この世界でたった二人
」のレビュー

この世界でたった二人

桃山なおこ

強烈な印象…「粋」です。

ネタバレ
2022年2月14日
このレビューはネタバレを含みます▼ ★ヤクザを嫌う根津、ヤクザの三男・義昭、義昭が囲う青年・譲の任侠物語。

★炭鉱の街に辿り着いた途端、因縁をつけられ喧嘩に巻き込まれた根津に加勢した義昭は、根津の腕を見込んで用心棒に誘う。断ろうとする根津に、「行くアテも無かろう」と義昭は押し切り…。

★「これは、漫画だけど、映像として流れ込んでくる」そう感じる作品でした。
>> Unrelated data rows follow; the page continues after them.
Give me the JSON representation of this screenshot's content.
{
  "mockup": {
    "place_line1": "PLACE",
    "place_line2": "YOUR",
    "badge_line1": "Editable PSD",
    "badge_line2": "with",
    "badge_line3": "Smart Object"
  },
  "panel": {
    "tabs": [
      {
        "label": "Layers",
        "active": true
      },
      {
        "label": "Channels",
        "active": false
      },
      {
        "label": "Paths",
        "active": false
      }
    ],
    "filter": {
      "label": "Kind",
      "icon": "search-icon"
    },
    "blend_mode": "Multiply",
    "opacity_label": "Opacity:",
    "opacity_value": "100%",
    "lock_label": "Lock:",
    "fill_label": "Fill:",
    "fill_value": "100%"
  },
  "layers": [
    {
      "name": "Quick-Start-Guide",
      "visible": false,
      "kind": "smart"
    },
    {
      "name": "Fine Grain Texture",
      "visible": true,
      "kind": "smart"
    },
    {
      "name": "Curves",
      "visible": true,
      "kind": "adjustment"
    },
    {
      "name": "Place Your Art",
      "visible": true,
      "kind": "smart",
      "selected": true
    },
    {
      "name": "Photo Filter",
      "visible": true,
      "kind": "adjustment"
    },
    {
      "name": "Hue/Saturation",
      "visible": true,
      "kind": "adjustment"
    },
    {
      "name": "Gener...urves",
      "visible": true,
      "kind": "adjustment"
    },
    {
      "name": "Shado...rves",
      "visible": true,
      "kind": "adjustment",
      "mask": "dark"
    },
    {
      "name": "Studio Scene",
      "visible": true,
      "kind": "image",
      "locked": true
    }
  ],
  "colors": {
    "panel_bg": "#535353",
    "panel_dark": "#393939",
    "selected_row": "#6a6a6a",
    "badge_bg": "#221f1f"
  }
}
他の方々が、口々に「映画のよう」ということに、納得しますね。とてもシンプルな作品だな、と思いました。本当に必要なものしか描かれていないと言いましょうか、「これは、こうなんですよ」みたいな説明じみたものがない。それは、登場人物たちの潔さを表しているようでもありました。「粋」には2つのの意味がありますが、義昭は「いき」、譲は「すい」、根津はちょうど中間でしょうか…そんなことを考えつつ、彼らの生き様に身震いしました。

★描き下ろし含めて179ページ。映画であったなら、エンドロールを呆然と眺め終えたところに、描き下ろしが映し出されたのでは…と想像します。そうしてまた、強烈に心をとらえられるのだと思います。

★レビューで知った作品です。素晴らしい「男の世界」に出会えました。感謝です。